Review: The Dig

Cynan Jones (The Long Dry) is a Welsh writer who has published three novels, but The Dig, winner of the Jerwood Fiction Uncovered Prize, is his first published in the United States. It's not about an archeological dig, but it resembles one in the way Jones quietly scrutinizes his rural site's landscape and excavates his characters in an almost meditative way, using spare, simple, contemplative prose.

Structurally, the short novel is comprised of brief paragraphs with generous spacing--like a book of prose poems. Some are just a sentence long: "In the light the tools looked as if they were made of stone." The book has five parts, or acts, enigmatically titled The Horse, The Dig, The Cloth, The Sea and The Shard, as if it were a series of parables. But it's more in tune with Thomas Hobbes's definition of life: "nasty, brutish and short."

At The Dig's heart of darkness are two Welshmen. One, a "gruff and big man," forces badgers out of their setts for money or sport, to pit them against hounds. The practice was outlawed in 1835 but continues. The book opens powerfully with a brutal scene of this man trying to disfigure (thus hide) a dead badger. He's a violent man, without compassion. He is also a man whose life is governed by fear. If caught, he'll be sent back to jail. Jones portrays him as someone who takes life rather than give it, one who destroys, unlike his neighbor.

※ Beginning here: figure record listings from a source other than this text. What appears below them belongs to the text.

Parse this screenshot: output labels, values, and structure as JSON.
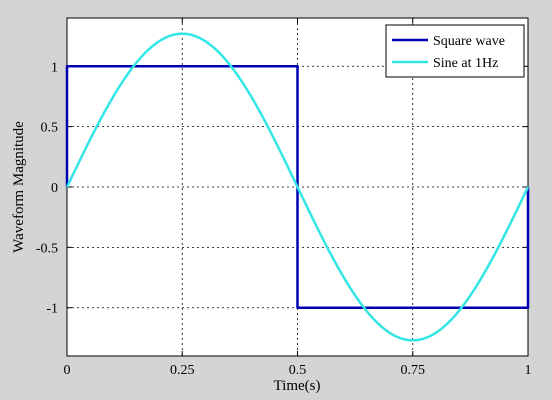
{
  "chart_data": {
    "type": "line",
    "title": "",
    "xlabel": "Time(s)",
    "ylabel": "Waveform Magnitude",
    "xlim": [
      0,
      1
    ],
    "ylim": [
      -1.4,
      1.4
    ],
    "xticks": [
      0,
      0.25,
      0.5,
      0.75,
      1
    ],
    "xtick_labels": [
      "0",
      "0.25",
      "0.5",
      "0.75",
      "1"
    ],
    "yticks": [
      -1,
      -0.5,
      0,
      0.5,
      1
    ],
    "ytick_labels": [
      "-1",
      "-0.5",
      "0",
      "0.5",
      "1"
    ],
    "grid": true,
    "legend_position": "top-right",
    "series": [
      {
        "name": "Square wave",
        "color": "#0000b3",
        "x": [
          0,
          0,
          0.5,
          0.5,
          1,
          1
        ],
        "y": [
          0,
          1,
          1,
          -1,
          -1,
          0
        ]
      },
      {
        "name": "Sine at 1Hz",
        "color": "#33e6e6",
        "amplitude": 1.27,
        "frequency_hz": 1,
        "x": [
          0,
          0.05,
          0.1,
          0.15,
          0.2,
          0.25,
          0.3,
          0.35,
          0.4,
          0.45,
          0.5,
          0.55,
          0.6,
          0.65,
          0.7,
          0.75,
          0.8,
          0.85,
          0.9,
          0.95,
          1
        ],
        "y": [
          0,
          0.39,
          0.75,
          1.03,
          1.21,
          1.27,
          1.21,
          1.03,
          0.75,
          0.39,
          0,
          -0.39,
          -0.75,
          -1.03,
          -1.21,
          -1.27,
          -1.21,
          -1.03,
          -0.75,
          -0.39,
          0
        ]
      }
    ]
  }
}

Daniel is a livestock farmer whose beloved wife recently died after being kicked in the head by a friend's horse. It's lambing season and he's busy tending to the land, the sheep and the delivery of baby lambs: "[H]e draws the lamb in one smooth strong stroke, and slaps and rakes its wet moss-like fur to make it breathe, feels the power of its fast heartbeat in the chicken-bone cage of its ribs, still wet in his hands... glistening oiled newborn thing--all of these things awatered." His wife's death rests heavily upon him. Exhausted by grief, "[t]he scent of her was in the room and it almost choked him to understand how vital to him this was."

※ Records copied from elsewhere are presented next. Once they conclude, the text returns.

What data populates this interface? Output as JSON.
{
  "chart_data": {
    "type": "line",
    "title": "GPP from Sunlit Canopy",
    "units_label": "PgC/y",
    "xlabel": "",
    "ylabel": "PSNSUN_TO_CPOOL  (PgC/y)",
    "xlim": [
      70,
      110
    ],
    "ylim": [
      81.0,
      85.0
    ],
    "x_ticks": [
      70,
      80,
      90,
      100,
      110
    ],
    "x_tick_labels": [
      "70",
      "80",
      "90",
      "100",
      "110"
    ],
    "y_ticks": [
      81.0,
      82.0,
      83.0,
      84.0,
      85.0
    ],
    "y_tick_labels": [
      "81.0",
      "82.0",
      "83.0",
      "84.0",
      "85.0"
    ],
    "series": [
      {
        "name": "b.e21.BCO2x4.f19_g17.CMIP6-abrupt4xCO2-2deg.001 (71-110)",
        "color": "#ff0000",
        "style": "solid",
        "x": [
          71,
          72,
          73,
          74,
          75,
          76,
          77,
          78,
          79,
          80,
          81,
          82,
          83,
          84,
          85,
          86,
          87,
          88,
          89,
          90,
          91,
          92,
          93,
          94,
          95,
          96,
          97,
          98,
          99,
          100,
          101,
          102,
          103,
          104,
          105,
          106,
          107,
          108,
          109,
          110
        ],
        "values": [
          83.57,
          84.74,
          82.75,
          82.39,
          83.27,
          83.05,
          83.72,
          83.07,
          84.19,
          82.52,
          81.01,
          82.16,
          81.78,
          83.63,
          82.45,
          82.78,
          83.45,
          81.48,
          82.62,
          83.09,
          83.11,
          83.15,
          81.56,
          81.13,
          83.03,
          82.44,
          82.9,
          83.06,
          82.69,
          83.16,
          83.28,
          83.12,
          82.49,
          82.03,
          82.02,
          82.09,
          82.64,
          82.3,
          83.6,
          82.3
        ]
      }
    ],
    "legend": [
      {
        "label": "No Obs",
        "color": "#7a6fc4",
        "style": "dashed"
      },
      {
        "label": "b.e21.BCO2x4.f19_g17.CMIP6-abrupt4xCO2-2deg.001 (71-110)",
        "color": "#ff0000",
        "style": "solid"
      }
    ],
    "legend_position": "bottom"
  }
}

Jones's narrative moves back and forth between the two men. When the badger baiter crosses onto the farmer's land in pursuit of his quarry, it's only a matter of time before they will clash: "The spade coming was like the wing of a bird." There's nothing bucolic about this elemental, extraordinary tale of good and evil. It's a bitter pill made easy to swallow thanks to art and its paean to life. The Dig is about cruelty, isolation and loss in a dark age. --Tom Lavoie, former publisher

Shelf Talker: Cynan Jones's first novel published in the United States is a spare, visceral story of isolation, sadness and love.